Attorneys who want to join the state's new Capital Litigation Trial Bar -- which certifies lawyers to try death penalty cases -- get credit for seminars conducted by the Association of Government Attorneys in Capital Litigation.

This is the second year the attorney general's office has sent prosecutors to the conference.

DuPage County State's Attorney Joseph Birkett, a past president of the association, said the group has proposed several reforms to improve the death penalty system.

The annual conference offers training and gives prosecutors a chance to discuss what changes have been made in their states, he said.

"That organization has contributed to fostering reform throughout the country and educating prosecutors that justice is owed not just to the community and the victims, but the defendant as well," Birkett said.

The conference covers several traditional topics, such as writing briefs and preparing closing arguments. But Jane Bohman, executive director of the Illinois Coalition Against the Death Penalty, said some of the sessions don't sound like training, including one that questions whether some released death-row inmates are actually innocent.

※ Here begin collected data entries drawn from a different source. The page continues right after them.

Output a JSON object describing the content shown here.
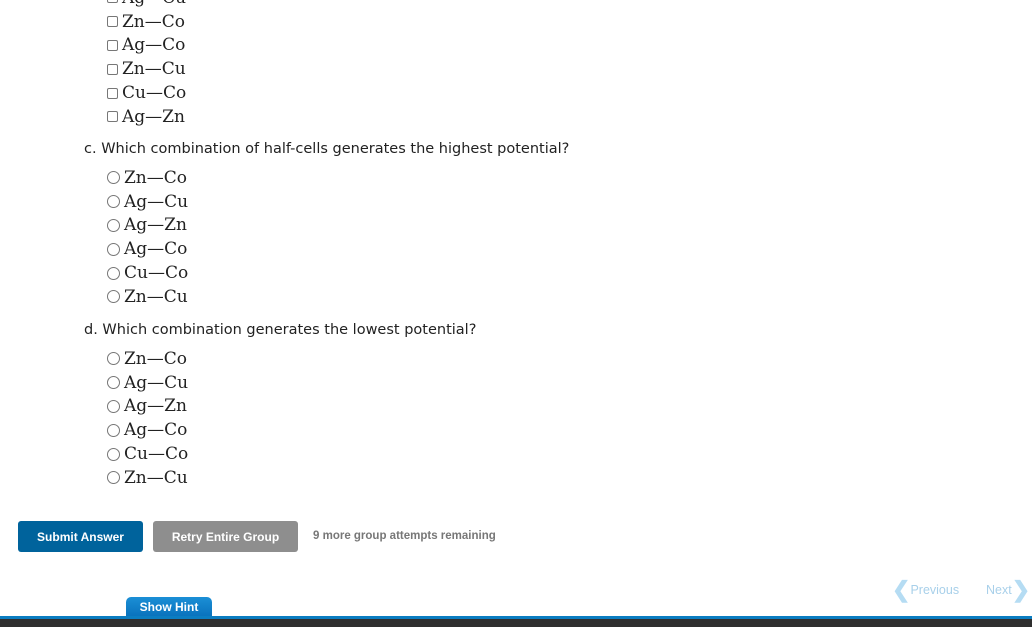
{
  "part_b": {
    "options": [
      "Ag—Cu",
      "Zn—Co",
      "Ag—Co",
      "Zn—Cu",
      "Cu—Co",
      "Ag—Zn"
    ]
  },
  "part_c": {
    "question": "c. Which combination of half-cells generates the highest potential?",
    "options": [
      "Zn—Co",
      "Ag—Cu",
      "Ag—Zn",
      "Ag—Co",
      "Cu—Co",
      "Zn—Cu"
    ]
  },
  "part_d": {
    "question": "d. Which combination generates the lowest potential?",
    "options": [
      "Zn—Co",
      "Ag—Cu",
      "Ag—Zn",
      "Ag—Co",
      "Cu—Co",
      "Zn—Cu"
    ]
  },
  "actions": {
    "submit_label": "Submit Answer",
    "retry_label": "Retry Entire Group",
    "attempts_text": "9 more group attempts remaining"
  },
  "navigation": {
    "previous_label": "Previous",
    "next_label": "Next",
    "previous_icon": "❮",
    "next_icon": "❯"
  },
  "hint": {
    "label": "Show Hint"
  },
  "colors": {
    "submit": "#00639c",
    "retry": "#8e8e8e",
    "hint": "#0a73bd",
    "nav_disabled": "#a8d0ea"
  }
}
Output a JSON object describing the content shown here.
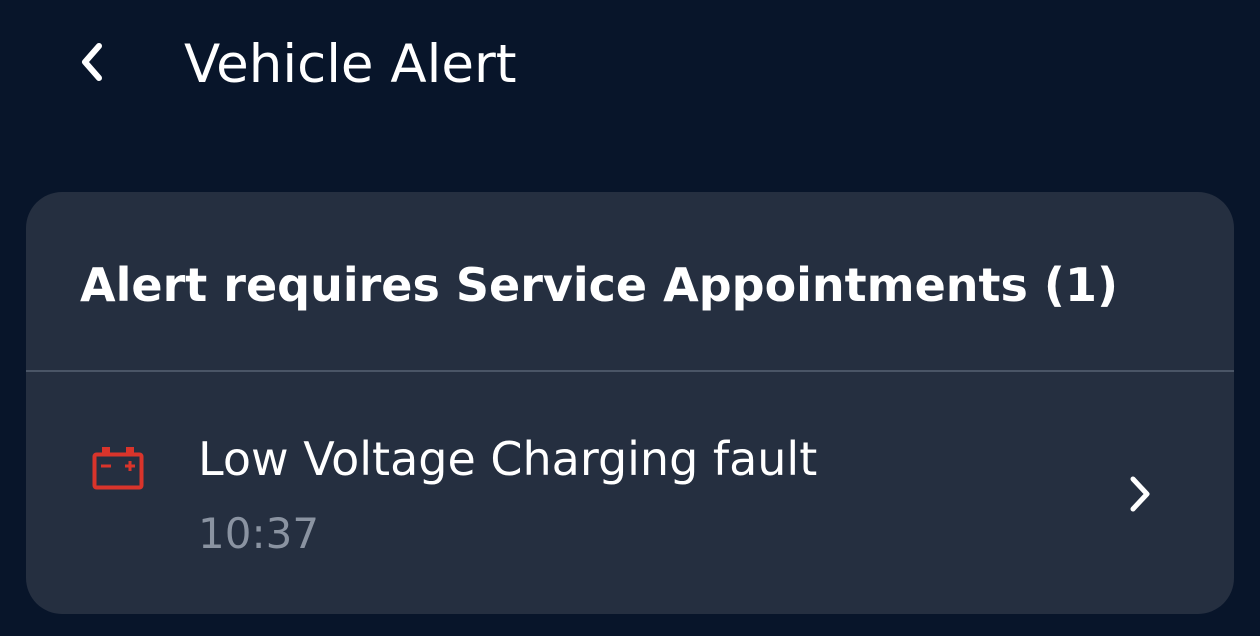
{
  "header": {
    "title": "Vehicle Alert",
    "back_icon": "chevron-left-icon"
  },
  "card": {
    "title": "Alert requires Service Appointments (1)",
    "alerts": [
      {
        "icon": "battery-icon",
        "icon_color": "#d9342b",
        "name": "Low Voltage Charging fault",
        "time": "10:37",
        "chevron_icon": "chevron-right-icon"
      }
    ]
  },
  "colors": {
    "background": "#08152a",
    "card": "#252f40",
    "divider": "#4a5566",
    "text_primary": "#ffffff",
    "text_secondary": "#8a93a1",
    "alert_red": "#d9342b"
  }
}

Another session promises to address the "assault on capital litigation and capital litigators launched in recent years."

Charles Hoffman, an attorney in the state appellate defender's office, said he has no problem with prosecutors getting training at the conference. But he was surprised by the tone.

"It's amazing to me how defensive this is," Hoffman said.

Birkett said the agenda includes descriptions meant to grab the attention of those attending, but the sessions themselves are balanced.